- The infrastructure of a destroyed saw mill is being re-engineered. One project involves installing a micro hydroelectric power station at the end of an existing pipeline. The hydraulic power available to the generator was estimated. Much construction and engineering work has gone into the design and partial build of this power station, including the repair of a pipeline, re-routing the lower pipeline section, and building a bridge. This project focuses on the pipeline that brings water to the power station.
When supplying water to a power station, a pipeline is sometimes called a penstock. In this case, the penstock travels 4 miles underground to bring water from a creek to the power station. There are two possible penstock routes: the old route which comes straight from the creek to the burned mill complex where it zigzags below the ruins through many fittings before reaching the turbine house; and the new route which splices into the old pipeline just before the mill complex and takes a direct path over a bridge to the turbine house. At this point, both pipeline routes are nearly operational and their respective paths were accurately mapped. To assist with turbine and generator selection, an estimate for available hydraulic power was made.

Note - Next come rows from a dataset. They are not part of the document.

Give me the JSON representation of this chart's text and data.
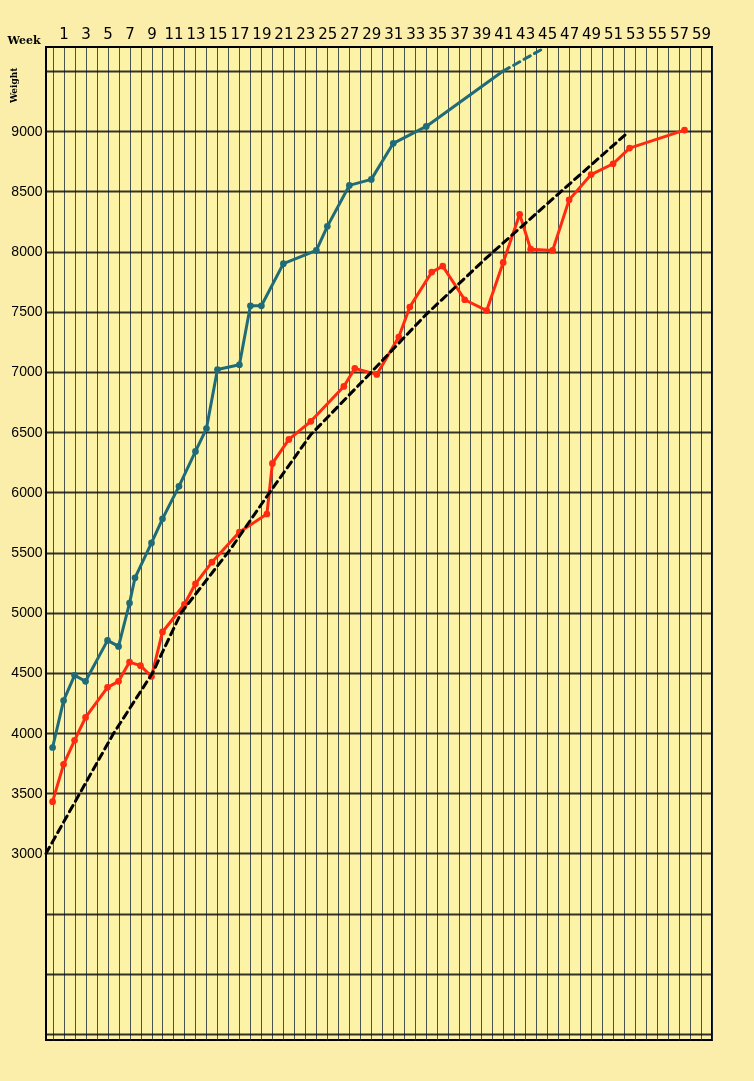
{
  "chart_data": {
    "type": "line",
    "xlabel": "Week",
    "ylabel": "Weight",
    "xlim": [
      -0.6,
      60
    ],
    "ylim": [
      1450,
      9700
    ],
    "xticks": [
      {
        "value": 0,
        "label": null
      },
      1,
      {
        "value": 2,
        "label": null
      },
      3,
      {
        "value": 4,
        "label": null
      },
      5,
      {
        "value": 6,
        "label": null
      },
      7,
      {
        "value": 8,
        "label": null
      },
      9,
      {
        "value": 10,
        "label": null
      },
      11,
      {
        "value": 12,
        "label": null
      },
      13,
      {
        "value": 14,
        "label": null
      },
      15,
      {
        "value": 16,
        "label": null
      },
      17,
      {
        "value": 18,
        "label": null
      },
      19,
      {
        "value": 20,
        "label": null
      },
      21,
      {
        "value": 22,
        "label": null
      },
      23,
      {
        "value": 24,
        "label": null
      },
      25,
      {
        "value": 26,
        "label": null
      },
      27,
      {
        "value": 28,
        "label": null
      },
      29,
      {
        "value": 30,
        "label": null
      },
      31,
      {
        "value": 32,
        "label": null
      },
      33,
      {
        "value": 34,
        "label": null
      },
      35,
      {
        "value": 36,
        "label": null
      },
      37,
      {
        "value": 38,
        "label": null
      },
      39,
      {
        "value": 40,
        "label": null
      },
      41,
      {
        "value": 42,
        "label": null
      },
      43,
      {
        "value": 44,
        "label": null
      },
      45,
      {
        "value": 46,
        "label": null
      },
      47,
      {
        "value": 48,
        "label": null
      },
      49,
      {
        "value": 50,
        "label": null
      },
      51,
      {
        "value": 52,
        "label": null
      },
      53,
      {
        "value": 54,
        "label": null
      },
      55,
      {
        "value": 56,
        "label": null
      },
      57,
      {
        "value": 58,
        "label": null
      },
      59,
      {
        "value": 60,
        "label": null
      }
    ],
    "yticks": [
      {
        "value": 1500,
        "label": null
      },
      {
        "value": 2000,
        "label": null
      },
      {
        "value": 2500,
        "label": null
      },
      3000,
      3500,
      4000,
      4500,
      5000,
      5500,
      6000,
      6500,
      7000,
      7500,
      8000,
      8500,
      9000,
      {
        "value": 9500,
        "label": null
      }
    ],
    "grid": true,
    "series": [
      {
        "color": "#1f6b78",
        "marker": "circle",
        "line_style": "solid",
        "x": [
          0,
          1,
          2,
          3,
          5,
          6,
          7,
          7.5,
          9,
          10,
          11.5,
          13,
          14,
          15,
          17,
          18,
          19,
          21,
          24,
          25,
          27,
          29,
          31,
          34
        ],
        "values": [
          3880,
          4270,
          4480,
          4430,
          4770,
          4720,
          5080,
          5290,
          5580,
          5780,
          6050,
          6340,
          6530,
          7020,
          7060,
          7550,
          7550,
          7900,
          8010,
          8210,
          8550,
          8600,
          8900,
          9040
        ]
      },
      {
        "color": "#1f6b78",
        "marker": "none",
        "line_style": "solid",
        "x": [
          34,
          41
        ],
        "values": [
          9040,
          9500
        ]
      },
      {
        "color": "#1f6b78",
        "marker": "none",
        "line_style": "dashed",
        "x": [
          41,
          44.5
        ],
        "values": [
          9500,
          9680
        ]
      },
      {
        "color": "#ff2a10",
        "marker": "circle",
        "line_style": "solid",
        "x": [
          0,
          1,
          2,
          3,
          5,
          6,
          7,
          8,
          9,
          10,
          12,
          13,
          14.5,
          17,
          19.5,
          20,
          21.5,
          23.5,
          26.5,
          27.5,
          29.5,
          31.5,
          32.5,
          34.5,
          35.5,
          37.5,
          39.5,
          41,
          42.5,
          43.5,
          45.5,
          47,
          49,
          51,
          52.5,
          57.5
        ],
        "values": [
          3430,
          3740,
          3940,
          4130,
          4380,
          4430,
          4590,
          4560,
          4470,
          4840,
          5070,
          5240,
          5420,
          5670,
          5820,
          6240,
          6440,
          6590,
          6880,
          7030,
          6980,
          7290,
          7540,
          7830,
          7880,
          7600,
          7510,
          7910,
          8310,
          8020,
          8010,
          8430,
          8640,
          8730,
          8860,
          9010
        ]
      },
      {
        "color": "#000000",
        "marker": "none",
        "line_style": "dashed",
        "x": [
          -0.6,
          5.5,
          9.1,
          11.7,
          16.2,
          19.6,
          23.5,
          28.7,
          33.9,
          39.5,
          45.9,
          52.1
        ],
        "values": [
          3000,
          3990,
          4500,
          5000,
          5530,
          5980,
          6480,
          6970,
          7470,
          7950,
          8470,
          8970
        ]
      }
    ]
  }
}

Estimating hydraulic power involves calculating the theoretical maximum power available from the water flowing through a perfect penstock, then subtracting the power lost due to friction, pipeline geometry, and fittings. This was done for several different flow rates. The annual flow variations in the head source creek were also accounted for to ascertain whether sufficient power would be available during the dry fall months. Local protected fish species and their susceptibility to injury by the power station were also noted. The 2001 flow measurements were used as a rough reference.
Pipeline mapping was done using archival maps, GPS, Google, a skydiving altimeter, and static penstock pressure readings. Fittings were counted – with assistance from the map archive – by re-tracing the penstock route above ground and counting the protruding structures. Several old timers, who worked on the pipeline back in the day and still live in the area, were solicited for help during this stage. Pipe material and dimensions was accounted for in much the same way.
Head loss and available power predictions at several flow rates were calculated via two methods: Darcy-Weisbach and Hazen-Williams. Discrepancies between the two methods were noted and discussed. The final results were compared to the 2001 flow measurements and a preliminary turbine selection was made. Future testing was planned.